The spread of Coronavirus has sent shockwaves across the global economy. With such a devastating human cost to the pandemic, the imposition of lockdowns has successfully limited the spread of the virus, albeit at the cost of production.
In the coming weeks and months, the world will return to varying degrees of ‘normality,’ but is the same true for various industries? It’s certain that different sectors will recover at different rates, with some needing more time to regroup and return to operations.
For other industries, the opposite could be true. Certain technological fields have been experiencing unprecedented growth even in this time of isolation, and both history and current trends indicate that other industries may be set to boom in the months after COVID-19 as well.
While many of us will remember the crash of 2008, the circumstances behind the current market crash will be unprecedented for the vast majority. So let’s take a look at what industry recoveries may look like after the pandemic, and explore which sectors might thrive following the return to ‘normality’.
Since the arrival of Coronavirus, shares in Zoom, a video conferencing app, have leaped over 120 percent. Elsewhere, Slack’s collaborative platform has experienced a seismic rise of 25 percent in share price.
As global lockdown measures have forced the world to work from home (WFH), remote collaboration tools have experienced a profound rise in popularity. Given the circumstances, some may assume that the collaborative technology industry is experiencing a bubble that will inevitably burst once governments allow workers to return to their offices. However, for many companies, the pandemic has acted as a large-scale road test for WFH readiness — which, for many decision-makers, will have proved that a transition towards more remote work is possible.
The benefits of WFH are far-reaching: companies can save money on in-house supplies, servers and utilities, while workers can eliminate their commute and work in a more comfortable environment.
With future developments in the fields of augmented reality and virtual reality promising to make remote collaboration even more immersive, it’s reasonable to expect more businesses to embrace technology to enable WFH initiatives after the virus.
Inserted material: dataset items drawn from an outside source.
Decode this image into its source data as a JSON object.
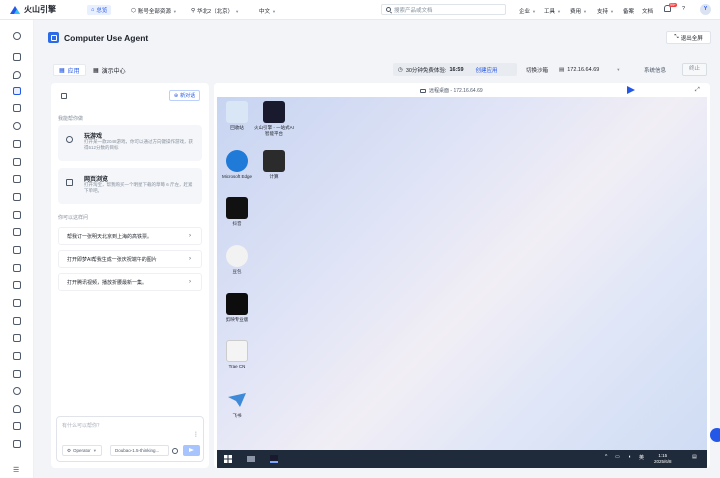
{
  "topbar": {
    "brand": "火山引擎",
    "home": "总览",
    "account_scope": "账号全部资源",
    "region": "华北2（北京）",
    "language": "中文",
    "search_placeholder": "搜索产品或文档",
    "menu": [
      "企业",
      "工具",
      "费用",
      "支持",
      "备案",
      "文档"
    ],
    "bell_badge": "99+",
    "avatar_initial": "Y"
  },
  "header": {
    "title": "Computer Use Agent",
    "exit_fullscreen": "退出全屏"
  },
  "tabs": [
    {
      "label": "应用",
      "active": true
    },
    {
      "label": "演示中心",
      "active": false
    }
  ],
  "toolbar": {
    "trial_label": "30分钟免费体验:",
    "trial_countdown": "16:59",
    "create_app": "创建应用",
    "switch_env": "切换沙箱",
    "ip": "172.16.64.69",
    "sys_info": "系统信息",
    "stop": "终止"
  },
  "chat": {
    "new_chat": "新对话",
    "help_label": "我能帮你做",
    "cards": [
      {
        "title": "玩游戏",
        "desc": "打开某一款2048游戏，你可以通过方向键操作游戏，获得512分数的目标",
        "icon": "location-pin-icon"
      },
      {
        "title": "网页浏览",
        "desc": "打开淘宝，帮我购买一个明星下载的草莓 6 斤左，赶紧下单吧。",
        "icon": "browser-icon"
      }
    ],
    "ask_label": "你可以这样问",
    "questions": [
      "帮我订一张明天北京到上海的高铁票。",
      "打开即梦AI帮我生成一张庆祝端午的图片",
      "打开腾讯视频，播放折腰最新一集。"
    ],
    "input_placeholder": "有什么可以帮你？",
    "agent_select": "Operator",
    "model_select": "Doubao-1.5-thinking..."
  },
  "remote": {
    "title": "远程桌面 - 172.16.64.69",
    "icons": [
      {
        "label": "回收站",
        "color": "#d8e6f6",
        "icon": "recycle-bin-icon"
      },
      {
        "label": "火山引擎 - 一站式AI智能平台",
        "color": "#1a1a2e",
        "icon": "volcengine-app-icon"
      },
      {
        "label": "Microsoft Edge",
        "color": "#1f7ad8",
        "icon": "edge-icon"
      },
      {
        "label": "计算",
        "color": "#2b2b2b",
        "icon": "calculator-icon"
      },
      {
        "label": "抖音",
        "color": "#111111",
        "icon": "douyin-icon"
      },
      {
        "label": "豆包",
        "color": "#f2f2f2",
        "icon": "doubao-icon"
      },
      {
        "label": "剪映专业版",
        "color": "#0d0d0d",
        "icon": "capcut-icon"
      },
      {
        "label": "Trae CN",
        "color": "#f4f4f4",
        "icon": "trae-icon"
      },
      {
        "label": "飞书",
        "color": "#3e8ad9",
        "icon": "feishu-icon"
      }
    ],
    "tray_lang": "英",
    "clock_time": "1:15",
    "clock_date": "2025/6/8"
  }
}
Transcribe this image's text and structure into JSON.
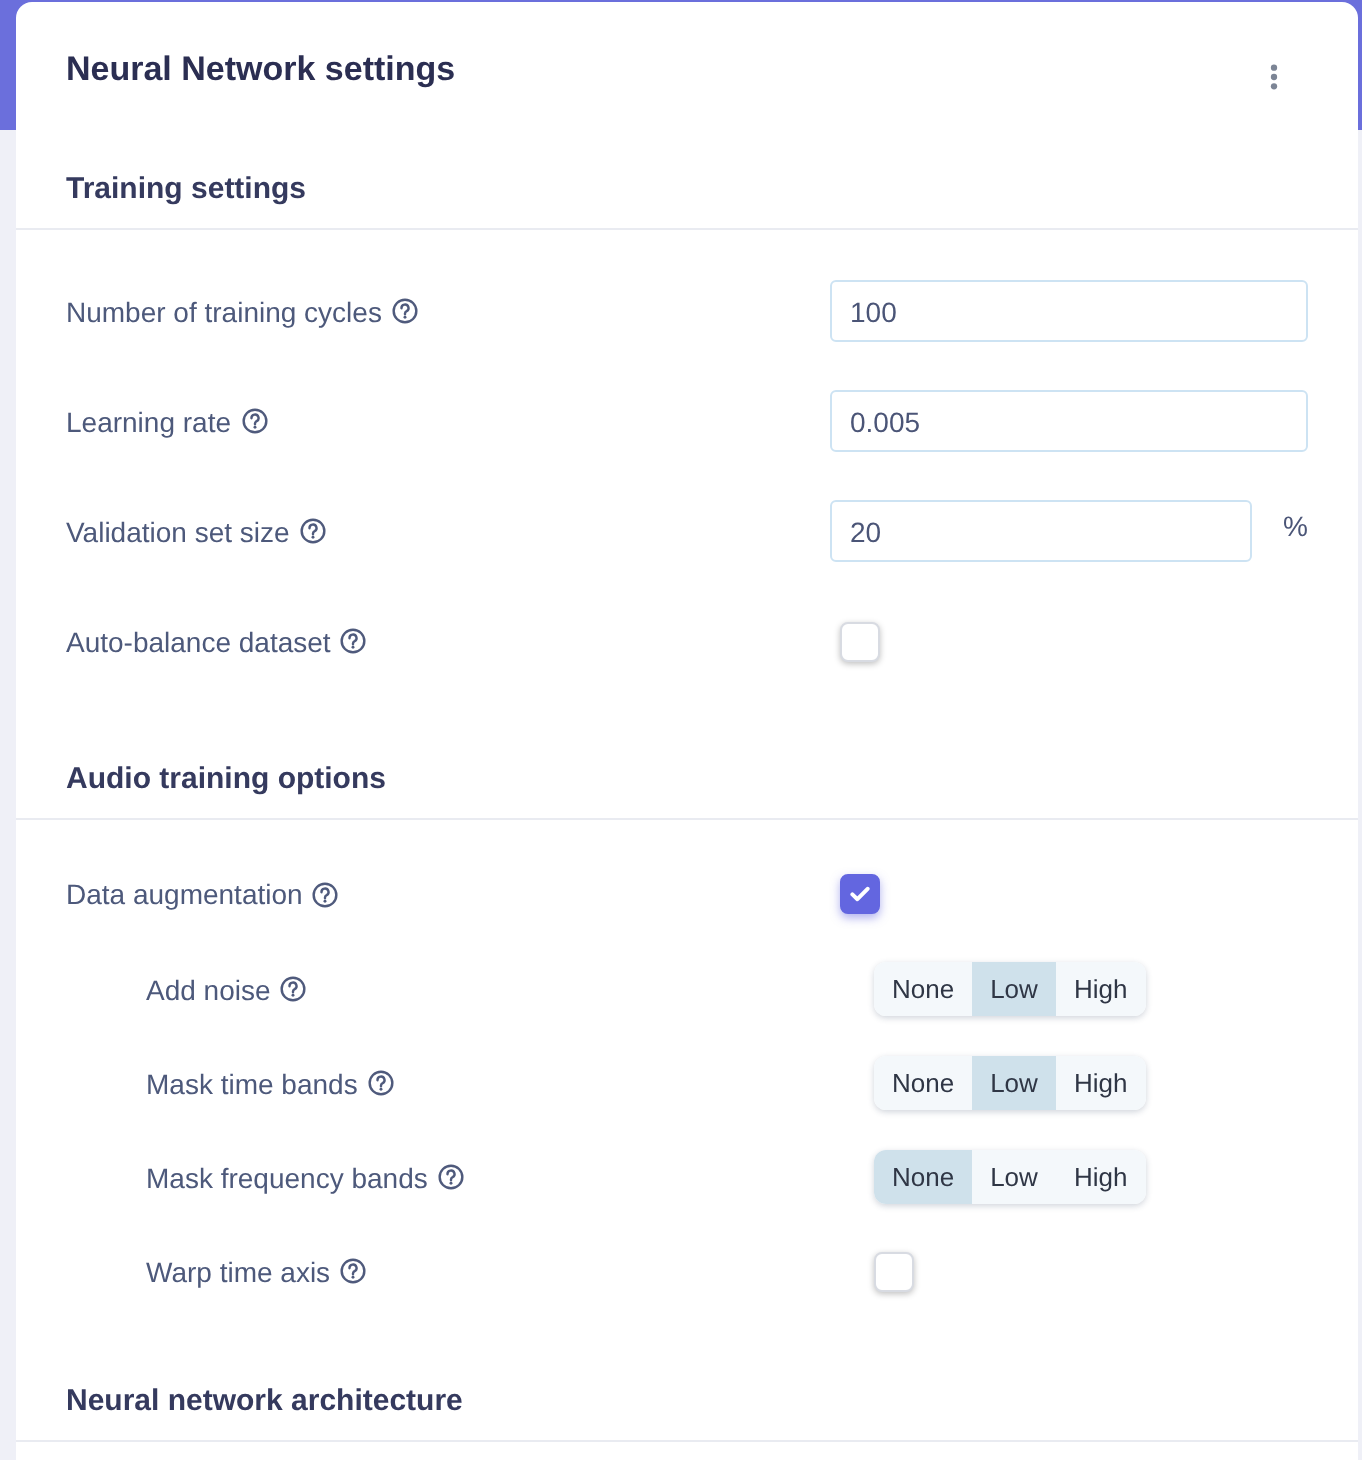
{
  "card": {
    "title": "Neural Network settings"
  },
  "sections": [
    {
      "title": "Training settings",
      "fields": [
        {
          "kind": "number",
          "label": "Number of training cycles",
          "value": "100"
        },
        {
          "kind": "number",
          "label": "Learning rate",
          "value": "0.005"
        },
        {
          "kind": "number",
          "label": "Validation set size",
          "value": "20",
          "unit": "%"
        },
        {
          "kind": "checkbox",
          "label": "Auto-balance dataset",
          "checked": false
        }
      ]
    },
    {
      "title": "Audio training options",
      "fields": [
        {
          "kind": "checkbox",
          "label": "Data augmentation",
          "checked": true,
          "children": [
            {
              "kind": "segmented",
              "label": "Add noise",
              "options": [
                {
                  "label": "None",
                  "selected": false
                },
                {
                  "label": "Low",
                  "selected": true
                },
                {
                  "label": "High",
                  "selected": false
                }
              ]
            },
            {
              "kind": "segmented",
              "label": "Mask time bands",
              "options": [
                {
                  "label": "None",
                  "selected": false
                },
                {
                  "label": "Low",
                  "selected": true
                },
                {
                  "label": "High",
                  "selected": false
                }
              ]
            },
            {
              "kind": "segmented",
              "label": "Mask frequency bands",
              "options": [
                {
                  "label": "None",
                  "selected": true
                },
                {
                  "label": "Low",
                  "selected": false
                },
                {
                  "label": "High",
                  "selected": false
                }
              ]
            },
            {
              "kind": "checkbox",
              "label": "Warp time axis",
              "checked": false
            }
          ]
        }
      ]
    },
    {
      "title": "Neural network architecture"
    }
  ]
}
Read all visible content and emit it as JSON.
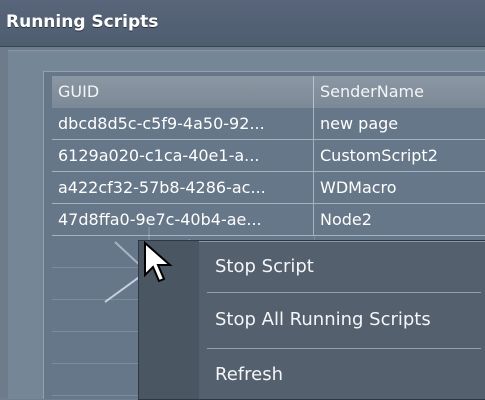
{
  "window": {
    "title": "Running Scripts"
  },
  "table": {
    "columns": [
      "GUID",
      "SenderName"
    ],
    "rows": [
      [
        "dbcd8d5c-c5f9-4a50-92...",
        "new page"
      ],
      [
        "6129a020-c1ca-40e1-a...",
        "CustomScript2"
      ],
      [
        "a422cf32-57b8-4286-ac...",
        "WDMacro"
      ],
      [
        "47d8ffa0-9e7c-40b4-ae...",
        "Node2"
      ]
    ]
  },
  "context_menu": {
    "items": [
      "Stop Script",
      "Stop All Running Scripts",
      "Refresh"
    ]
  },
  "icons": {
    "cursor": "arrow-cursor-icon"
  }
}
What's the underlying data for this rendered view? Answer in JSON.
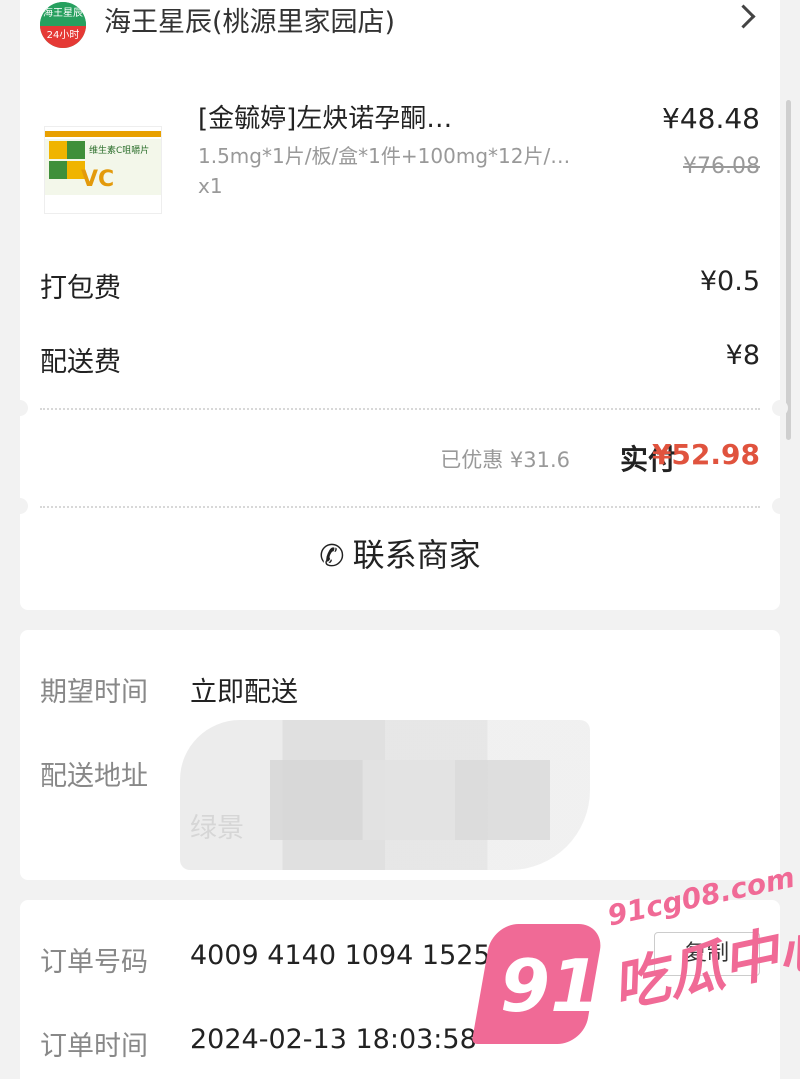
{
  "store": {
    "logo_top": "海王星辰",
    "logo_bottom": "24小时",
    "name": "海王星辰(桃源里家园店)"
  },
  "product": {
    "image_label": "维生素C咀嚼片",
    "image_mark": "VC",
    "name": "[金毓婷]左炔诺孕酮…",
    "spec": "1.5mg*1片/板/盒*1件+100mg*12片/…",
    "qty": "x1",
    "price": "¥48.48",
    "original_price": "¥76.08"
  },
  "fees": {
    "packing_label": "打包费",
    "packing_value": "¥0.5",
    "delivery_label": "配送费",
    "delivery_value": "¥8"
  },
  "summary": {
    "discount": "已优惠 ¥31.6",
    "paid_label": "实付",
    "paid_value": "¥52.98"
  },
  "contact": {
    "icon": "phone-icon",
    "label": "联系商家"
  },
  "delivery": {
    "time_label": "期望时间",
    "time_value": "立即配送",
    "address_label": "配送地址",
    "address_value": "绿景"
  },
  "order": {
    "number_label": "订单号码",
    "number_value": "4009 4140 1094 1525 23",
    "copy_label": "复制",
    "time_label": "订单时间",
    "time_value": "2024-02-13 18:03:58"
  },
  "watermark": {
    "number": "91",
    "text": "吃瓜中心",
    "url": "91cg08.com"
  },
  "colors": {
    "accent_red": "#e0533e",
    "watermark_pink": "#f06a96"
  }
}
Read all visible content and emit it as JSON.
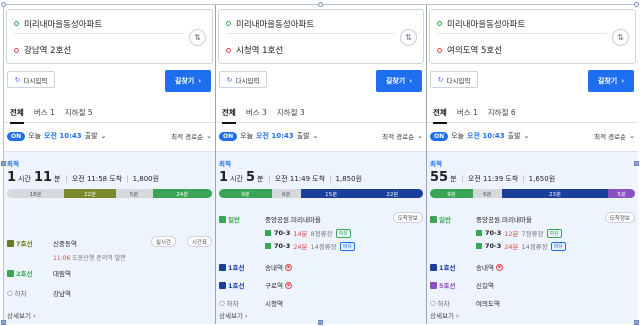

Collaboration technology is undoubtedly set to flourish over the coming years.
The pandemic has also prompted widespread investment in global healthcare. $120 billion pharmaceutical giant Eli Lilly recently joined forces with a biotech startup in a bid to fight the threat of Coronavirus. “We’ve never moved at this pace before,” explained Eli Lilly’s Chief Scientific Officer, Dan Skrovonsky.
The COVID-19 outbreak has reaffirmed the need for investment in both healthcare equipment and pharmaceuticals. While the industry is understandably volatile as world health services struggle to keep up with demand, it’s a safe bet that many governments will look to secure their future against future pandemics faster.
Expect to see plenty of investment in life-saving protective equipment and vaccinations in the months and years following Coronavirus.
With millions of people unable to work due to the outbreak, it’s not surprising to see that online gaming has surged in terms of usage. With very few alternative ways to kill time while in isolation, more money is being spent on buying and accessing video games.
In China, the first nation to experience widespread isolation measures, players spent over two billion yuan (around $280 million) on one of the nation’s leading mobile games, Glory of the King, in a single day, marking a 50 percent increase year over year.
Coronavirus has caused the world to slow down somewhat, allowing time for people across the world to discover, or recapture, an enthusiasm for online gaming. With reports of Nintendo Switch sales more than doubling in March compared to the same time last year, along with increases in Playstation and Xbox sales, it’s fair to expect the burgeoning user base to continue to find time for video gaming long after the end of international lockdowns.
Online learning is another industry that’s flourishing during Coronavirus-enforced isolation. In March, over 27.5 million hours was spent on Cornerstone Learning — indicating that users are choosing to invest their newfound free time wisely.
Online education platforms will be widely used after the Coronavirus pandemic, thanks to a widespread transition among businesses to offering more WFH options for employees. It’s also fair to expect more usage from employees who have found themselves between jobs due to the crisis, and are looking to pick up new skills as they re-enter the job market.
Counterintuitively, car manufacturers could perform exceptionally well following coronavirus as well. It’s reasonable to expect sales to fall following such a disruptive event, but Seeking Alpha notes that following the 2002 SARS outbreak, it was actually the automotive industry that recovered fastest.
The logic behind the rise in car sales is relatively straightforward. When the public believes that commuting on public transport isn’t safe, the demand for automobiles will rise.
The months following Coronavirus could see a rise in road traffic as people return to work reluctant to put themselves at risk of infection. It may also be some time before people fully regain their comfort with taking public transportation — and sharing their space with other commuters — following a prolonged period of isolation.